La spécificité de cette œuvre est tributaire de la spécificité de son cadre, de l’environnement dans lequel les visiteurs en font l’expérience. La création de The Place a exigé deux ans de travail dans mon studio. Mais dans un sens très réel, ce travail n’a pu être complété que dans l’espace final d’écoute. Une fois la construction de la salle terminée, celle-ci est devenue mon atelier. La majeure partie de la création de The Place ne pouvait être réalisée qu’à l’intérieur de cet espace.
The Place Where You Go to Listen est un lien entre l’espace architectural dans lequel on écoute l’œuvre et le vaste espace géographique dans lequel l’œuvre résonne. The Place a ses origines dans la lumière du soleil et l’obscurité, dans le temps électromagnétique qu’il fait au-dessus de nous et les mouvements de la terre au-dessous de nos pieds. Nous percevons ces phénomènes dans l’espace visible et audible de l’œuvre. Et pourtant, les frontières de l’œuvre dépassent les frontières visibles de l’espace où nous en faisons l’expérience.
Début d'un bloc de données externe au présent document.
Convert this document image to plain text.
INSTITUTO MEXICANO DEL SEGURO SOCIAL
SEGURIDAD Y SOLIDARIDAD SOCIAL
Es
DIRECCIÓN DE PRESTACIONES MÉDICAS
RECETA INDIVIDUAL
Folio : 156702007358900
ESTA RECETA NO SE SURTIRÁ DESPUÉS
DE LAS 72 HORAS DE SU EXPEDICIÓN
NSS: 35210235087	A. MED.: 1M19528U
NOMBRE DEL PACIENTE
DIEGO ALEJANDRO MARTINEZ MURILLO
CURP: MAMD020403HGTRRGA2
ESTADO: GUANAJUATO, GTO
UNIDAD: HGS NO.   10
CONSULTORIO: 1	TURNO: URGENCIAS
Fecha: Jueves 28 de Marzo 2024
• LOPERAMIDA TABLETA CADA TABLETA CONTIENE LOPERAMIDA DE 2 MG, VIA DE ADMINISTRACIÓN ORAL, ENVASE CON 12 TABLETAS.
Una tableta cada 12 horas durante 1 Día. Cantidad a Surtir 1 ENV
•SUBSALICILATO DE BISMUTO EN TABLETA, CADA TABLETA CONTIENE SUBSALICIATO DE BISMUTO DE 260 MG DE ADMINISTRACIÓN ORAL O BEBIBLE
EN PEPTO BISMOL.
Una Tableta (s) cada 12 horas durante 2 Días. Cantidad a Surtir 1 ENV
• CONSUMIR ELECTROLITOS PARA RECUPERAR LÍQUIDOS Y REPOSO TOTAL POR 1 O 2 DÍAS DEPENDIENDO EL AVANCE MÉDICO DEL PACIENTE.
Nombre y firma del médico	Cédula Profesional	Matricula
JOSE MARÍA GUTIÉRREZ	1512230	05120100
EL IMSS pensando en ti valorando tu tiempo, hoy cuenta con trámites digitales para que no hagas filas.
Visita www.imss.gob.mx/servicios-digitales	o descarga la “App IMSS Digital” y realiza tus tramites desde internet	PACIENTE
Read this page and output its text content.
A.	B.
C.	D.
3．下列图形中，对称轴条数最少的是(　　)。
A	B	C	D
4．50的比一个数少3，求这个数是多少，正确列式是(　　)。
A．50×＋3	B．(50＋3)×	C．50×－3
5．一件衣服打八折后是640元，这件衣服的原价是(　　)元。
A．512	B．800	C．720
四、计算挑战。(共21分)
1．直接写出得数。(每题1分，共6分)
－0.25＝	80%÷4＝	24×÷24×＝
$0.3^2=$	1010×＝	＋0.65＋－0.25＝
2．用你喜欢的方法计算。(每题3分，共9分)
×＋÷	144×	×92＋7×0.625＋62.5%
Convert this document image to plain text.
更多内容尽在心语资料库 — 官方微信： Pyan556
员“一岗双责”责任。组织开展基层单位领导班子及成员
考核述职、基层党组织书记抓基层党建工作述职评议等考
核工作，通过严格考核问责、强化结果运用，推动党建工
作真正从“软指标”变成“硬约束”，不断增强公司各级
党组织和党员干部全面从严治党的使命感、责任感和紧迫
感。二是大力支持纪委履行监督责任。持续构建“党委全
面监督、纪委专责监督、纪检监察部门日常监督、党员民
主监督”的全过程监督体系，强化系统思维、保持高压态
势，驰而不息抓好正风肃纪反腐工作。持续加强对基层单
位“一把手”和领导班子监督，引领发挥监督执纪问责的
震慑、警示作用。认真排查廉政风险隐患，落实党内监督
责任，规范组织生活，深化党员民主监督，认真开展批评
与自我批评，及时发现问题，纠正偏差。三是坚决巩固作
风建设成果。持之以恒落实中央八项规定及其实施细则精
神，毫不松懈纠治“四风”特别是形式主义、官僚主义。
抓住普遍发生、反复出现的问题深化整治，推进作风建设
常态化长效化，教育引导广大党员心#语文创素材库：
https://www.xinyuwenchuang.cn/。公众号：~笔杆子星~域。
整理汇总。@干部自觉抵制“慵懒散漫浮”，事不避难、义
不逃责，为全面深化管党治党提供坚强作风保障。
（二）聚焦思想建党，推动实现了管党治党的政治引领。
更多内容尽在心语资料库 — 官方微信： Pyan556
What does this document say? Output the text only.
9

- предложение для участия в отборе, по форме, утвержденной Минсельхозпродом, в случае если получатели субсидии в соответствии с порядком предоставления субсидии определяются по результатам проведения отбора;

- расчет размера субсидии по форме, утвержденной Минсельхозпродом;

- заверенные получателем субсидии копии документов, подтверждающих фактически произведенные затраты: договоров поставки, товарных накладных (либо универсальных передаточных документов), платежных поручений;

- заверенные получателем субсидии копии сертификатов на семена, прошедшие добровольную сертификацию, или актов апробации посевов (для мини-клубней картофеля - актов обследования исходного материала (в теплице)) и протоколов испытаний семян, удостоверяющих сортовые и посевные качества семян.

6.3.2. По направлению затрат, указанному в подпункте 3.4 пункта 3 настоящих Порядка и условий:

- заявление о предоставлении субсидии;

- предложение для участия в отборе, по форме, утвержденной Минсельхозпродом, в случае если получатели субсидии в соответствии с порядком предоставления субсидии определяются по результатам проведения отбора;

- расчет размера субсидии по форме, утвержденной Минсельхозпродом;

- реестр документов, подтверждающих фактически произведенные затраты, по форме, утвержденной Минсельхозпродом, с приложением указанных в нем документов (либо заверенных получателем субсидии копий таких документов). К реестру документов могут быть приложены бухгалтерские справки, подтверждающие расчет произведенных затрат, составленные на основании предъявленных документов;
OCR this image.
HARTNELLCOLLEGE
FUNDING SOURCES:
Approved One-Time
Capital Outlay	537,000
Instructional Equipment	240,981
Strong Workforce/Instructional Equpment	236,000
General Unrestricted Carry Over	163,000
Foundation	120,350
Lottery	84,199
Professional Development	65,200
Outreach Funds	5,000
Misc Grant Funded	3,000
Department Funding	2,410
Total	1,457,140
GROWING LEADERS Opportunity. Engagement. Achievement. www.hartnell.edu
The Place est en résonance sympathique avec le monde extérieur. J’espère qu’elle pourra aussi, en retour, réverbérer vers l’intérieur du monde. Nous y entrons avec nos perceptions courantes du monde autour de nous. Or, à l’intérieur de The Place, nous entendons et voyons les choses différemment. Quand nous partons, peut-être nous emportons certaines de ces perceptions nouvelles avec nous.
Dans un sens réel, la musique dans The Place est produite par des phénomènes naturels. Mais ce n’est pas une démonstration scientifique de phénomènes naturels. C’est une œuvre d’art. L’essence de cette œuvre, c’est la sonorisation des forces naturelles en interaction avec la conscience de l’auditeur. Ce n’est pas une expérience simulée du monde naturel. C’est une forme rehaussée de l’expérience elle-même.
Deux esprits
Pour moi, la composition est un processus de découverte et du dévoilement de l’unité fondamentale entre le formel et le sensuel, entre l’intérieur et l’extérieur. Je veux que ma musique incarne en même temps l’objectivité de la forme et la subjectivité de la sensualité.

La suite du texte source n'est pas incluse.